Por algum tempo, observei a dor desenhada em seus olhos, perfeitamente contornados, sem um traço de paz sobre eles. Mas não havia nada que eu pudesse fazer. Ela erigira essa muralha sozinha, e só ela poderia rompê-la por dentro... Ao chegarmos ao meu lar, pedi que meu marido deixasse ela permanecer sob meus cuidados, que com um suspiro ele assentiu. Acho que em algum momento ele haverá de se habituar, com meu desejo de cuidar daqueles que vagam perdidos aqui.

Foi-lhe preparado um quarto próximo ao meu, e mandei-a repousar. Depois de tanta dor suprimida, ela precisava descansar. Imaginei que ela levaria algumas horas nisso, e fui para o hall, ouvir aqueles que traziam a mim seus pedidos. Qual não foi a minha surpresa, que pouco depois de eu abrir as portas para os pedidos, Mayra, a criada que deixei para cuidar da princesa invade o salão.

Pouco tempo depois, encontro-me no quarto que fora lhe designado. A jovem, vestida num belo linho róseo, estava sentada na sacada, com o olhar perdido na imensidão dos submundo. O chão de mármore negro não reluzia como deveria. A luz refletia limpidamente do piso liso, mais próximo à princesa, podiam ser vistas pequenas gotas espessas de mais para serem agua. Quando me aproximei, pude ver o vestido manchado com sangue, que corria em perolas rubras, em direção ao piso negro. Haviam cortes finos escondidos sob a manga, centenas deles, já cicatrizados, e um novo e profundo, do qual a vida lhe escapava suavemente. Ela brincava com um pequeno pedaço de vidro entre os dedos e o revirava graciosamente como se lhe fosse natural. Vendo-o cintilar sob a luz da noite, por um breve segundo, eu pude pegar o vislumbre de uma íris vermelha como o sangue que observava atravez daquele espelho.

Quando toquei a ferida, para cura-la, ela me impediu.

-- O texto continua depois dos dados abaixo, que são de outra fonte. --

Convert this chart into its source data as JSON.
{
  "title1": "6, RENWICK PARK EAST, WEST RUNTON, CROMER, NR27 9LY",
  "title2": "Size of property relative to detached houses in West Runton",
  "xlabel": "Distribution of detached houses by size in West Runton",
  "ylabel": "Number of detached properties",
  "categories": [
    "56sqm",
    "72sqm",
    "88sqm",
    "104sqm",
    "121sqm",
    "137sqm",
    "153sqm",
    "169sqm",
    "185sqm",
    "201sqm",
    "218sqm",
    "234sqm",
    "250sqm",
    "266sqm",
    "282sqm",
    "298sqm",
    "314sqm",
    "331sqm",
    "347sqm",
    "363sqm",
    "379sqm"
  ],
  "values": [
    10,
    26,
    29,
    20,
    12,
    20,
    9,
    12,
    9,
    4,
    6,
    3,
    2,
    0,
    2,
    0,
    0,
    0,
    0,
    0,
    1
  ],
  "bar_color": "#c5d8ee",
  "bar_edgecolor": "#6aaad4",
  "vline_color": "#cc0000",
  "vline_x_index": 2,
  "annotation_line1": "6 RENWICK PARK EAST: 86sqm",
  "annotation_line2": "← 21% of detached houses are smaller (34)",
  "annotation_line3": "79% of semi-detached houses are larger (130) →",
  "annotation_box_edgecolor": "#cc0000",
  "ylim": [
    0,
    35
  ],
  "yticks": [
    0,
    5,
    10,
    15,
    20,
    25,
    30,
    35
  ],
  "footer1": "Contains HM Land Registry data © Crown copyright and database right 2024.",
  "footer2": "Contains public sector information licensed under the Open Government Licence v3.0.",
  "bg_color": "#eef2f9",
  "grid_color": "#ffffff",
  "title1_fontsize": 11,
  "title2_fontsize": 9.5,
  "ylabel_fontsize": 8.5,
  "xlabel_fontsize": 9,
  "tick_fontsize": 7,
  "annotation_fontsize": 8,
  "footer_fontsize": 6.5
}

"Você não vê? Meus olhos são defeituosos, e as lagrimas não saem por eles... elas tem que sair por algum lugar..."

Estupefata, deixei o quarto, e me retirei para tecer... Isso me ajuda a pensar... Depois de tanto tempo, represando as lágrimas que manchariam aquele rosto, ela agora encontrava paz vertendo lágrimas de sangue... Como a humanidade conseguiu chegar até onde estamos vivendo, se torturando dessa forma? Se negam emoções, sentimentos, prazeres... Viver... Vivem atravez de enigmas e conflitos, sem nenhuma lógica, ou intenção, até o ponto em que a alma não consegue mais ser represada, e nisso explodem e destroem-se sozinhas, deixando centenas de cacos e estilhaços à recolher e definhar. Minha mãe julga a humanidade sábia... Eu... Eu não consigo compreendê-la.

Eu realmente gostaria de entender... Qual é o problema do ser humano com as Lágrimas?